Durante uma série de anos, o Talhão dos Combatentes, no cemitério de Alpedriz esteve bastante mal cuidado. Quando em determinada altura faleceu um ex-combatente e a família pretendeu sepultá-lo, vieram a faze-lo, por inadvertência, na cova de Feliciano Brusco. Os covatos inicialmente ocupados à medida dos falecimentos, estavam identificados apenas por um número, sem nome. A filha de Feliciano Brusco reclamou dessa intromissão, requerendo que o corpo estranho fosse removido, o que veio prontamente a acontecer. Daí em diante, cada covato passou a conter uma lápide com o nome e por vezes a fotografia do respetivo ex-combatente.
-COZ
Os militares da Freguesia de Coz que estiveram na Flandres constam de uma lápide mandada colocar na frontaria da entrada principal do Mosteiro, que relativamente à rua é perpendicular. Registe-se aqui os seus nomes: A.B. Ribeiro, Manuel R. Barros/que referiremos adiante, avô de Lurdes Fialho Matos, João F. Patrício, S.M. Santo, M.R. Santiago, J.G. Henriques, A. Pires, J.F. Barros., F.F. Ribeiro, A. Domingues, J. Freitas, J. Costa, A.M. Santo, J. Satiro, J.F. Patrício, M. Silva, A. Malhó, A.R. Santiago, A. Sousa, M. Caetano/o Pároco Capelão Militar, que já referimos e a quem se deve a colocação da lápide, M.P. Almeida, A.C. Serpor, B.R. Oliveira, S.S. Branca, J. Neto, J. Ribeiro, A.R. Marques, F. Pedro, J.S. Silva, E. Verdasca, A.H. Susano, A. Oliveira, C. Tavares, J. Pimenta e J. Duarte.
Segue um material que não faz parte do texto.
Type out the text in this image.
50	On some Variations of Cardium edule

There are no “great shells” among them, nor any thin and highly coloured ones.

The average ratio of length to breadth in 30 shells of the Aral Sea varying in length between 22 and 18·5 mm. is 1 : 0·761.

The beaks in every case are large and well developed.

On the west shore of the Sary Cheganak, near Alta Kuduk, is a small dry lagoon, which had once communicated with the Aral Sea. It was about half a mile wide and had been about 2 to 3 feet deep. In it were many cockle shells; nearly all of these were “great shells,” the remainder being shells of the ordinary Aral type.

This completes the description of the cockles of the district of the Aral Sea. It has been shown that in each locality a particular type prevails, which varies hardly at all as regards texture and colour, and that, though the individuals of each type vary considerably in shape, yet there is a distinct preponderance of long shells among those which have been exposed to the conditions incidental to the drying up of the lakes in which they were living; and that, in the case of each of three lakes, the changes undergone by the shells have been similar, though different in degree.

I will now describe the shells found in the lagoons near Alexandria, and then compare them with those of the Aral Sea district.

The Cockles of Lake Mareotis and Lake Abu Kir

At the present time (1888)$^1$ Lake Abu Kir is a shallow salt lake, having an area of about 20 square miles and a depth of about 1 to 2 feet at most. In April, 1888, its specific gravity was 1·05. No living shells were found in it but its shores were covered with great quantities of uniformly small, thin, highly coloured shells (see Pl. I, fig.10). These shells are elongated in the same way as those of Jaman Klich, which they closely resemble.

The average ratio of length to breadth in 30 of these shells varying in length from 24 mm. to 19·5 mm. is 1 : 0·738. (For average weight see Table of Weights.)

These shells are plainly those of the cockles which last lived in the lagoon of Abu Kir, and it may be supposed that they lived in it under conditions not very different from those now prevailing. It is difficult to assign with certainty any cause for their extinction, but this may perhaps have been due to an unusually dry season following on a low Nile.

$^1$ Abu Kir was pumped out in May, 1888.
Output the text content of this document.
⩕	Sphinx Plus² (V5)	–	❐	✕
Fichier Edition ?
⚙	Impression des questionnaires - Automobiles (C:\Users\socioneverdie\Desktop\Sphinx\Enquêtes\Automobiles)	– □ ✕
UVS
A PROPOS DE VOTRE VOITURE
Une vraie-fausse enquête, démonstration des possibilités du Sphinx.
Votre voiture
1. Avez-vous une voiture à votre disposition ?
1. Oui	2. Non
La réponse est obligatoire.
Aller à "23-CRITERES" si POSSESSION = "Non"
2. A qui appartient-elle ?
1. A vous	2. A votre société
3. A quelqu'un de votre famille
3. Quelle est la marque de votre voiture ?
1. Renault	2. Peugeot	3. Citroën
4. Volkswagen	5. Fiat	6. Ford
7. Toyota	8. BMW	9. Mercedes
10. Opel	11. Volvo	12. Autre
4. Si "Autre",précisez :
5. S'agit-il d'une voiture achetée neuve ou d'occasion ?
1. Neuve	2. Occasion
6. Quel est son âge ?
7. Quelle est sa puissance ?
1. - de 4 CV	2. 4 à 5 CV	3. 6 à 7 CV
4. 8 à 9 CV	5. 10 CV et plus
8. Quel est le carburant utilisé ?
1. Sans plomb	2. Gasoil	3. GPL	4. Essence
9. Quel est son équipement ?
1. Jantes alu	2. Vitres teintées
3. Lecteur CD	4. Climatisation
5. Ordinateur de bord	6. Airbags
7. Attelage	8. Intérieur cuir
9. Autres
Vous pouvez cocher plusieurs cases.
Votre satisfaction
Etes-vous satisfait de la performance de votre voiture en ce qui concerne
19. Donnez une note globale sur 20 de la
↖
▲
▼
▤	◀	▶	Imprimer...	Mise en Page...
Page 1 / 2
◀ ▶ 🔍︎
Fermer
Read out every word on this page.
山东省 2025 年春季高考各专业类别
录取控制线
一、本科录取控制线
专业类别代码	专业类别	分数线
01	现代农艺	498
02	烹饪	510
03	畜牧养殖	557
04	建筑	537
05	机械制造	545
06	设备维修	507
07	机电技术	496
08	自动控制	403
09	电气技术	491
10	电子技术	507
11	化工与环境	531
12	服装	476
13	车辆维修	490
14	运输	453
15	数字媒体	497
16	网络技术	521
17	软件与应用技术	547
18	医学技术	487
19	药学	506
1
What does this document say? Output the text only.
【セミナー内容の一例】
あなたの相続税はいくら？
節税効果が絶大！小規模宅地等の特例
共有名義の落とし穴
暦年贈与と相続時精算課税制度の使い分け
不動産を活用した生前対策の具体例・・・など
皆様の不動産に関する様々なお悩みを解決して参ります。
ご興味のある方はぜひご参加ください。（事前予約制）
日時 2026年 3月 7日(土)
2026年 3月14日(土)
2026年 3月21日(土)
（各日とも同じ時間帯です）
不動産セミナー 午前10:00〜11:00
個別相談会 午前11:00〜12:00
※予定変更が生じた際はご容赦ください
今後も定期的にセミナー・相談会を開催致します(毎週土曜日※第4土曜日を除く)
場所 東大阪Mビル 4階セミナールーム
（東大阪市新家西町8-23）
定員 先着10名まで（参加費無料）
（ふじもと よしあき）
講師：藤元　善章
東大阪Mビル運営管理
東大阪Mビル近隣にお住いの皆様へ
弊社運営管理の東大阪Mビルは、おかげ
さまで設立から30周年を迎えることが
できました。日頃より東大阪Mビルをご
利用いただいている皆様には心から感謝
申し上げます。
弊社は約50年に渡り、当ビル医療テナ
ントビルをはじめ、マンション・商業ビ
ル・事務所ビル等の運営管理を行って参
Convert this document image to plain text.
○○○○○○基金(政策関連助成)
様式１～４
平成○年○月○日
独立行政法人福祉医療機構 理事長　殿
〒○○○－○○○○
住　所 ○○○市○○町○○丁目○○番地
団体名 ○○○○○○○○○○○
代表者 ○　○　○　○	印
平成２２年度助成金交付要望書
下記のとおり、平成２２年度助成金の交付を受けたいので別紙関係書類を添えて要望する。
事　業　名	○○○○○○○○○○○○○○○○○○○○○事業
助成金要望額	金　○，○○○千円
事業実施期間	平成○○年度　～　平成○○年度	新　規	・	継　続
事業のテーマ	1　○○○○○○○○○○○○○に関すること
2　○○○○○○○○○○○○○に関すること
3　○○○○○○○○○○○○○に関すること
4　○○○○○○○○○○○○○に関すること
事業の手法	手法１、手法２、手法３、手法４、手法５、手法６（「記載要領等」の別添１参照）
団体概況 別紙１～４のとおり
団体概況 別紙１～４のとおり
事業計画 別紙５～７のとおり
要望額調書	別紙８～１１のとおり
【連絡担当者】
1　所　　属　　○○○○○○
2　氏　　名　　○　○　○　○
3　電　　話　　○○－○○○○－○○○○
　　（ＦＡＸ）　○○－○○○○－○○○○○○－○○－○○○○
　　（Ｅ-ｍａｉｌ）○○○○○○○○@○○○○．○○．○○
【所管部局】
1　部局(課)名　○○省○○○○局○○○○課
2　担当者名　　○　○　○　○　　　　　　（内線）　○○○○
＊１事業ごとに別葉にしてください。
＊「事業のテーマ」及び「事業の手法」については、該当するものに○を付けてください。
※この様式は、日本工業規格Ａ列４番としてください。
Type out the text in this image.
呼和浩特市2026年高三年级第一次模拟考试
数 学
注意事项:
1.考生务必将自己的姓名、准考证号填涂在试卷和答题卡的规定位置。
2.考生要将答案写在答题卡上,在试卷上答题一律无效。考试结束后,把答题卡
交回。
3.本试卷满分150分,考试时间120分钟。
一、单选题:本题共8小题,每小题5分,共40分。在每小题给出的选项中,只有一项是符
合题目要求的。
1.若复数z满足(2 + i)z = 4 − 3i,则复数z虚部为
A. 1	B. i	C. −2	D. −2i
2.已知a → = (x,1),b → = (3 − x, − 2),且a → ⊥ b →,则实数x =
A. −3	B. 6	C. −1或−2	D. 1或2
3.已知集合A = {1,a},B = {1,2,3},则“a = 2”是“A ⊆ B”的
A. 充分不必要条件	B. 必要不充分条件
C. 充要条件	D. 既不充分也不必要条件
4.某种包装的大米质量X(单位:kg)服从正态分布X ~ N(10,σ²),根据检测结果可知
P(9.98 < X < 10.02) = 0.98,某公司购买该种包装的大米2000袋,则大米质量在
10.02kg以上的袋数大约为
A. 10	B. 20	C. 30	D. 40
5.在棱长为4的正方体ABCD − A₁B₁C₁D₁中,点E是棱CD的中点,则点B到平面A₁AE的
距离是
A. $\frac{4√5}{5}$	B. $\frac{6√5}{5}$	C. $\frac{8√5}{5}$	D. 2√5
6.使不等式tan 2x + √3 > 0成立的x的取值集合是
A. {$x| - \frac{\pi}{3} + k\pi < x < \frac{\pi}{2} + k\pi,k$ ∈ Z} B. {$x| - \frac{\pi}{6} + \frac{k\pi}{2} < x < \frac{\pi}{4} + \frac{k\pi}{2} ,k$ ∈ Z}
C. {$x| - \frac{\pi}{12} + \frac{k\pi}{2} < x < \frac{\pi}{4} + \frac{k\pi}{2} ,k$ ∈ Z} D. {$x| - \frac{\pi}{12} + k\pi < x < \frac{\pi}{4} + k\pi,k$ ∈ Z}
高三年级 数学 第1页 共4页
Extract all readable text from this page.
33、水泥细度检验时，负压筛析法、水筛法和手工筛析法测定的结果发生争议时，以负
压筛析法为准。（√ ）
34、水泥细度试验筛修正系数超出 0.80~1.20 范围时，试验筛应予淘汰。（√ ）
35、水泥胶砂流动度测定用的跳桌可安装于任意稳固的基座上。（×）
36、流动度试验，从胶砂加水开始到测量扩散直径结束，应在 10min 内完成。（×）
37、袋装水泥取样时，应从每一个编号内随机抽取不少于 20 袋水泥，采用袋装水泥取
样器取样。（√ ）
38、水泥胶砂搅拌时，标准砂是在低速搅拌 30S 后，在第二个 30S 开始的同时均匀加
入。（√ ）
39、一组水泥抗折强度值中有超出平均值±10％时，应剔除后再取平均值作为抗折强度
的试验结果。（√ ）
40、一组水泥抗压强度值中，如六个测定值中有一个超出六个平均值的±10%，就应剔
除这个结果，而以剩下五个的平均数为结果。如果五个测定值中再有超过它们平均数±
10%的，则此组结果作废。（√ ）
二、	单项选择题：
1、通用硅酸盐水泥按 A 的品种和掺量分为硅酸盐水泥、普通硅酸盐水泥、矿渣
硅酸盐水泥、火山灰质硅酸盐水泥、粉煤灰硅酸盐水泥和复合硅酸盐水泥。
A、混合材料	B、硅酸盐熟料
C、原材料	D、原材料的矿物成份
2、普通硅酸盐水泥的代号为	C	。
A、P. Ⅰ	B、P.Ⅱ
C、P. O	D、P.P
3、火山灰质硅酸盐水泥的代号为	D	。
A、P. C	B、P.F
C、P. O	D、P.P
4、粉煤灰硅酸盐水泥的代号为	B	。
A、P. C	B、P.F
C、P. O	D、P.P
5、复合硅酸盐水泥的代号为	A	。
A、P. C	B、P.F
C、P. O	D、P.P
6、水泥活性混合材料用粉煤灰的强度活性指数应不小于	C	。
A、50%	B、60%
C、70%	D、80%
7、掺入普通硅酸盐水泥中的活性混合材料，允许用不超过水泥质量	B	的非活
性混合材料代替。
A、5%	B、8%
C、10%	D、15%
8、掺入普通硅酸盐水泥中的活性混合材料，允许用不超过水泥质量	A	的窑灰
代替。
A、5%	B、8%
Faleceram em combate na Flandres, M. Malhó/2 de Julho de 1917 e J. Xavier/6 de Agosto de 1918, que não chegaram a ser transladados para Portugal.
M.R. Barros, de seu nome completo Manuel Ribeiro de Barros, natural de Coz, conhecido entre os vizinhos por Ti Manel Barros e proveniente de uma família de humildes agricultores, desde cedo se revelou pessoa interessada pelo mundo, pois lia o jornal na casa do Senhor Afonso.
Chamado a cumprir serviço militar, foi mobilizado como soldado do CEP e pelos bons serviços e valentia no teatro de operações, foi promovido a 2º. Sargento. Regressado são e salvo a Coz, casou e continuou a desenvolver atividade na agricultura, ao mesmo tempo que se interessava pela vida pública, e mantinha especiais relações com o Pe. Manuel Caetano, que sedimentou na Flandres.
Com dedicação e zelo, foi durante dezoito anos Presidente da Junta de Freguesia de Coz sem retirar proventos materiais, e embora tenha colaborado com o Estado Novo, não pertenceu à União Nacional ou à Legião Portuguesa, bem como promotor de eventos sociais, como representações teatrais e récitas musicais de sucesso na terra e redondezas. Obras como o relógio da torre da igreja, a pavimentação da rua principal, a luz elétrica ou a escola primária (ainda que por vezes sem professor), foram efetuadas com o dinheiro resultante dos teatros e récitas que organizava. Em casa, recebia os Bispos que se deslocavam a ministrar o Crisma, servindo-lhes refeições e alojamento, tal como as professoras que vinham lecionar, algumas das quais enquanto permaneceram em Coz, nunca viveram noutro local. O povo de Coz, não o esqueceu, dando o seu nome à rua que desemboca na antiga residência, ao lado da sede da Junta de Freguesia.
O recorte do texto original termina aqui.